Sein Atem wurde zu eisig kaltem Dampf, wie im tiefsten Winter. Winzige Schneeflocken stoben von seinen Handflächen auf und wirbelten glitzernd durch die Luft. Sie schmolzen in der Sommerhitze und fielen als Wassertropfen auf seine Finger.

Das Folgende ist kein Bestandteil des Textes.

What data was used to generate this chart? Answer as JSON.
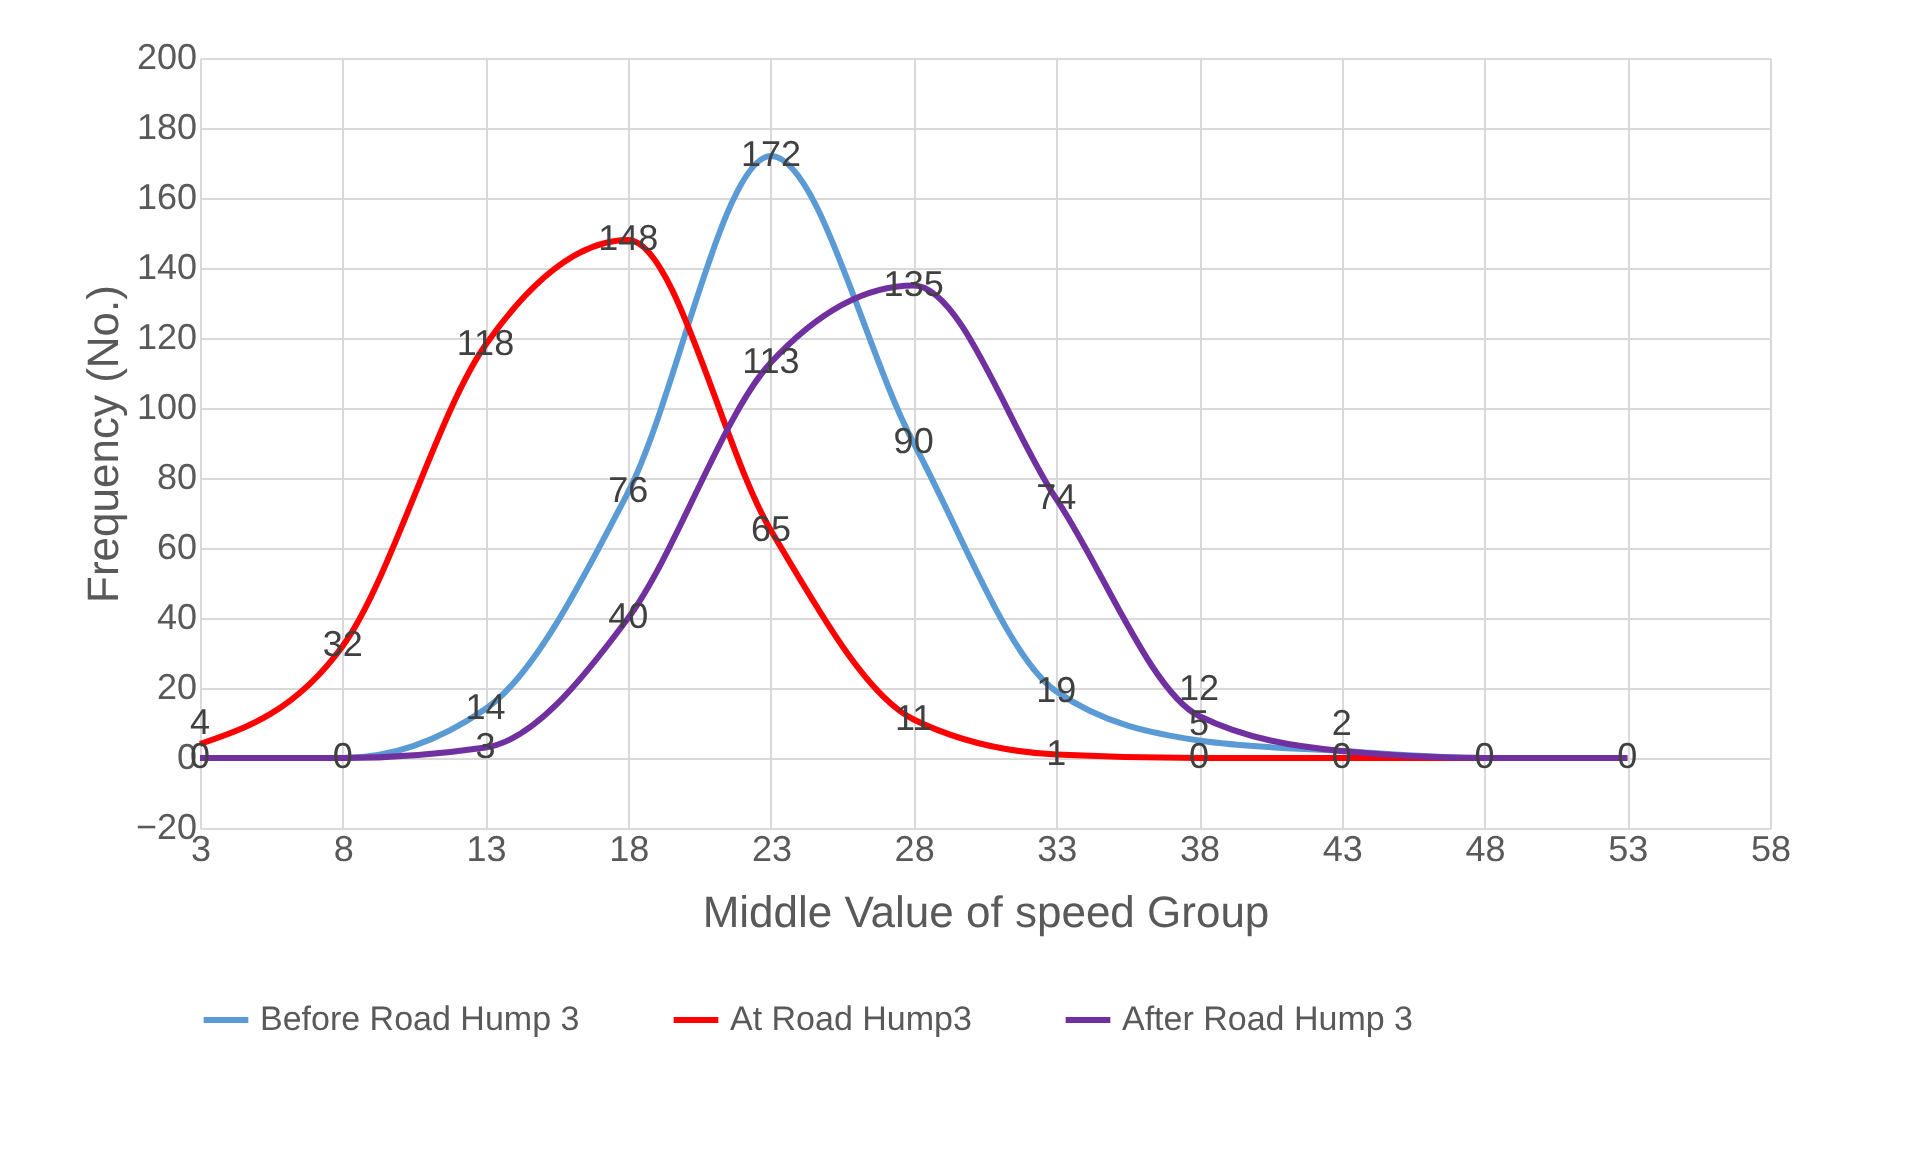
{
  "chart_data": {
    "type": "line",
    "xlabel": "Middle Value of speed Group",
    "ylabel": "Frequency (No.)",
    "x": [
      3,
      8,
      13,
      18,
      23,
      28,
      33,
      38,
      43,
      48,
      53
    ],
    "series": [
      {
        "name": "Before Road Hump 3",
        "color": "#5b9bd5",
        "values": [
          0,
          0,
          14,
          76,
          172,
          90,
          19,
          5,
          2,
          0,
          0
        ],
        "value_labels": [
          "0",
          "0",
          "14",
          "76",
          "172",
          "90",
          "19",
          "5",
          "2",
          "0",
          "0"
        ]
      },
      {
        "name": "At Road Hump3",
        "color": "#ff0000",
        "values": [
          4,
          32,
          118,
          148,
          65,
          11,
          1,
          0,
          0,
          0,
          0
        ],
        "value_labels": [
          "4",
          "32",
          "118",
          "148",
          "65",
          "11",
          "1",
          "0",
          "0",
          null,
          null
        ]
      },
      {
        "name": "After Road Hump 3",
        "color": "#7030a0",
        "values": [
          0,
          0,
          3,
          40,
          113,
          135,
          74,
          12,
          2,
          0,
          0
        ],
        "value_labels": [
          null,
          null,
          "3",
          "40",
          "113",
          "135",
          "74",
          "12",
          null,
          null,
          null
        ]
      }
    ],
    "xlim": [
      3,
      58
    ],
    "xticks": [
      3,
      8,
      13,
      18,
      23,
      28,
      33,
      38,
      43,
      48,
      53,
      58
    ],
    "ylim": [
      -20,
      200
    ],
    "yticks": [
      -20,
      0,
      20,
      40,
      60,
      80,
      100,
      120,
      140,
      160,
      180,
      200
    ],
    "grid": true,
    "legend": "bottom",
    "marker": "none",
    "line_style": "solid"
  }
}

»Ich werde niemals ein großer Magier werden, so wie du einer bist«, seufzte Kilian und ließ die Schultern hängen. »Bei dir sieht es so selbstverständlich aus, wenn du die Zauber anwendest. Es scheint dich gar keine Kraft zu kosten.«
»Da täuschst du dich.« Ermutigend klopfte Luves ihm mit seiner fast erfrorenen Hand auf die Schulter. »Es ist alles eine Frage der Übung. Nur mit Studien ist es nicht getan. Du musst die magischen Formeln auch ausführen, wenn du ein großer Magier sein möchtest. Wenn du nur wolltest, wärst du noch zu weitaus mehr fähig und das weißt du auch.«
Kilian schlug ein weiteres Buch auf und die Buchstaben erhoben sich in einem Wirbel von den Seiten. Vorsichtig drückte der Junge die Lettern zurück auf das Papier und der Wirbelsturm beruhigte sich, indem die Buchstaben sich wieder auf die Zeilen legten.